Even if we were to look at the stats for our other high school option, it is unfathomable to see how poorly overall these students are performing...when 52% of the children from the supposedly "better" school still can't write at grade level and their math and science scores are so low it is pitiful...and that, my friends are the options we have before us here. Oh, I almost forgot, we have the charter school option for pregnant teens. that's it.
So, our local schools are graduating the vast majority of their students, but what exactly do those students know upon graduation? It is no surprise that colleges are now reporting they have to offer remedial classes to most of the incoming freshmen.
This is proof of exactly what we encountered with Kenny, an unwillingness to STOP and make sure our child knew how to read well, even when we asked two years in a row for him to be held back. What I thought would happen is reflected in these statistics. Kenny would have graduated high school, but he would have been functionally illiterate. The girls? I shudder to think of it...
Looking at this, I must admit, is a confidence builder, because there is no way I can fail at teaching my kids compared to this. The next time someone asks me why I would think I could possible be qualified to teach my kids, I will find it hard not to laugh out loud. How can I do worse than this??? Every time I feel concerned that we aren't teaching enough, aren't making enough progress, etc. I am going to remember these statistics and realize that we are not failing our kids by bringing them home, we just might be saving them.
What are the answers? I don't have them, but someone needs to look at our system and start over. Public education is not effectively teaching our children anymore. Public education is a massive failure. Notice I do not say the teachers are a failure, because I do think there are outstanding teachers in a system that is broken, as the movie suggests. Good teachers are stifled and not rewarded, bad teachers have a free ride to retirement. Materials used in classrooms are flat out bad and don't work, new fangled textbooks are created every year and test scores continue to drop. And let's not leave out families who don't support learning, who don't value education, who don't care.

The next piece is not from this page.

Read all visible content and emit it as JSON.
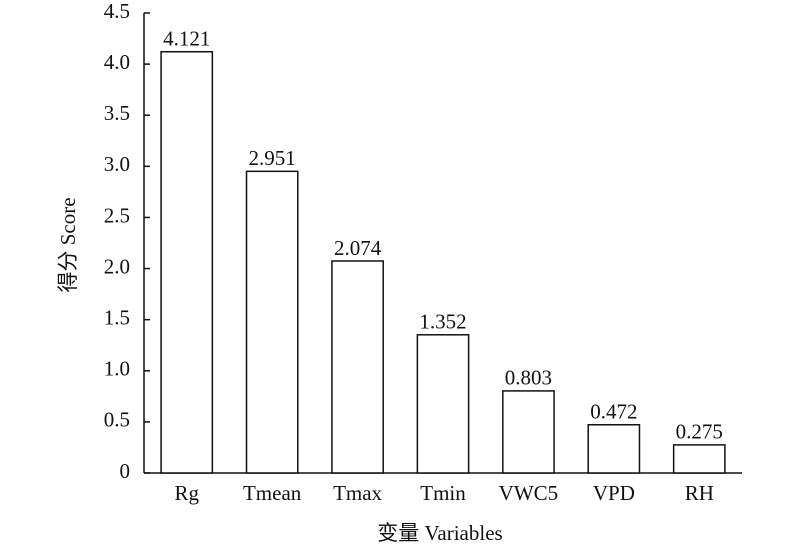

"Waiting for Superman" is only a starting point, a good one, but it doesn't dig deep enough. We decided not to wait for Superman any longer, as are millions of other families who are desperate to see to it that their kids can, at the very least, read and write when they graduate high school. I never imagined having to take it into my own hands, but our sons and daughters are NOT going to graduate high school unable to to read or write at a 12th grade level, they will NOT be pushed through a system like cattle even when we beg to get help. We are blessed beyond measure that somehow we are able to have me home to take on this challenge, but what about those families for whom homeschooling is impossible? What about the hard working folks who love their children deeply and want the best for them, who spend night after night helping with homework and reading to their kids in an effort to provide them a better education? What about those who have kids like ours, who are English language learners but whose parents are incapable of teaching them the skills they need in English? Those families don't want their kids to fail, but they have no options.
I think the time has come to forget about Superman, and recognize that the entire Justice League itself would have a difficult time saving the educational day.